I remember someone recoiling at the idea of being a training department.  “You train dogs not people.”  To that I always say, “Do you want your surgeon to be well trained or well educated?”

It’s seems like the academic world is more focused on education and the corporate world is more focused on training.  You are statements like, “the purpose of an education is to become a critical thinker and well rounded.”  “The purpose of training is change what participants will be able to do after the training is over.”  Maybe it’s the difference between knowledge acquisition and skill development.  

In schools, paper and pencil tests are mainstays.  Standardized tests which are mostly about knowledge acquisition and comprehension seem to be the level of measurement.  In a corporate environment, those tests are usually meaningless.  It’s more the rule than the norm that doing well on a test indicates results on the job.
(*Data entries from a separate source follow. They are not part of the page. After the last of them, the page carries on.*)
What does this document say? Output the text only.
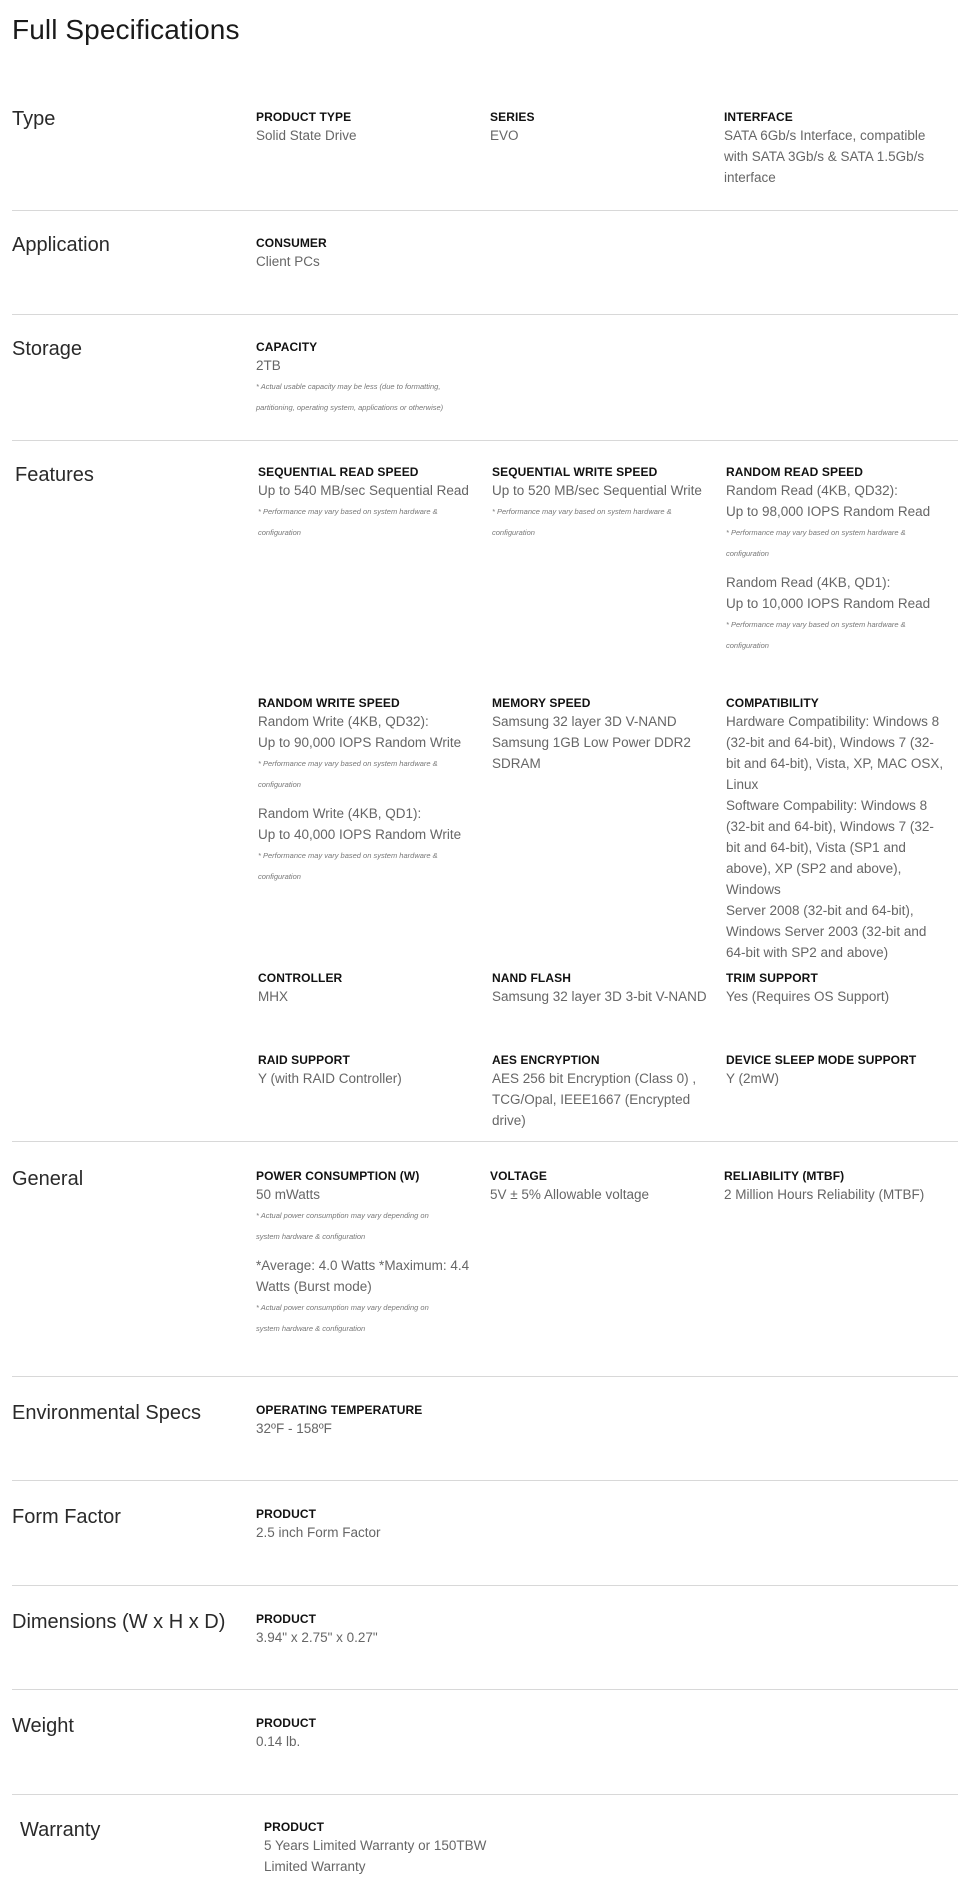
Full Specifications
Type	PRODUCT TYPE
Solid State Drive
SERIES
EVO
INTERFACE
SATA 6Gb/s Interface, compatible
with SATA 3Gb/s & SATA 1.5Gb/s
interface
Application	CONSUMER
Client PCs
Storage	CAPACITY
2TB
* Actual usable capacity may be less (due to formatting,
partitioning, operating system, applications or otherwise)
Features	SEQUENTIAL READ SPEED
Up to 540 MB/sec Sequential Read
* Performance may vary based on system hardware &
configuration
SEQUENTIAL WRITE SPEED
Up to 520 MB/sec Sequential Write
* Performance may vary based on system hardware &
configuration
RANDOM READ SPEED
Random Read (4KB, QD32):
Up to 98,000 IOPS Random Read
* Performance may vary based on system hardware &
configuration
Random Read (4KB, QD1):
Up to 10,000 IOPS Random Read
* Performance may vary based on system hardware &
configuration
RANDOM WRITE SPEED
Random Write (4KB, QD32):
Up to 90,000 IOPS Random Write
* Performance may vary based on system hardware &
configuration
Random Write (4KB, QD1):
Up to 40,000 IOPS Random Write
* Performance may vary based on system hardware &
configuration
MEMORY SPEED
Samsung 32 layer 3D V-NAND
Samsung 1GB Low Power DDR2
SDRAM
COMPATIBILITY
Hardware Compatibility: Windows 8
(32-bit and 64-bit), Windows 7 (32-
bit and 64-bit), Vista, XP, MAC OSX,
Linux
Software Compability: Windows 8
(32-bit and 64-bit), Windows 7 (32-
bit and 64-bit), Vista (SP1 and
above), XP (SP2 and above), Windows
Server 2008 (32-bit and 64-bit),
Windows Server 2003 (32-bit and
64-bit with SP2 and above)
CONTROLLER
MHX
NAND FLASH
Samsung 32 layer 3D 3-bit V-NAND
TRIM SUPPORT
Yes (Requires OS Support)
RAID SUPPORT
Y (with RAID Controller)
AES ENCRYPTION
AES 256 bit Encryption (Class 0) ,
TCG/Opal, IEEE1667 (Encrypted
drive)
DEVICE SLEEP MODE SUPPORT
Y (2mW)
General	POWER CONSUMPTION (W)
50 mWatts
* Actual power consumption may vary depending on
system hardware & configuration
*Average: 4.0 Watts *Maximum: 4.4
Watts (Burst mode)
* Actual power consumption may vary depending on
system hardware & configuration
VOLTAGE
5V ± 5% Allowable voltage
RELIABILITY (MTBF)
2 Million Hours Reliability (MTBF)
Environmental Specs	OPERATING TEMPERATURE
32ºF - 158ºF
Form Factor	PRODUCT
2.5 inch Form Factor
Dimensions (W x H x D)	PRODUCT
3.94" x 2.75" x 0.27"
Weight	PRODUCT
0.14 lb.
Warranty	PRODUCT
5 Years Limited Warranty or 150TBW
Limited Warranty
So to sort all this out, you often see the word Learning substituted for both education and training.  Think about the advent of the Chief Learning Officer or Elearning, etc.  I look at learning as something that a student or participant does.  It’s not what the instructor does.  It’s good in a sense that it doesn’t suggest a particular approach or methodology. 

What do I use or prefer?  I tend to use them all and use them interchangeably.  I actually don’t think is a very productive argument.  When people argue about terms, I often say let’s just pick something or mayble make something up.  How about calling it “Bob?”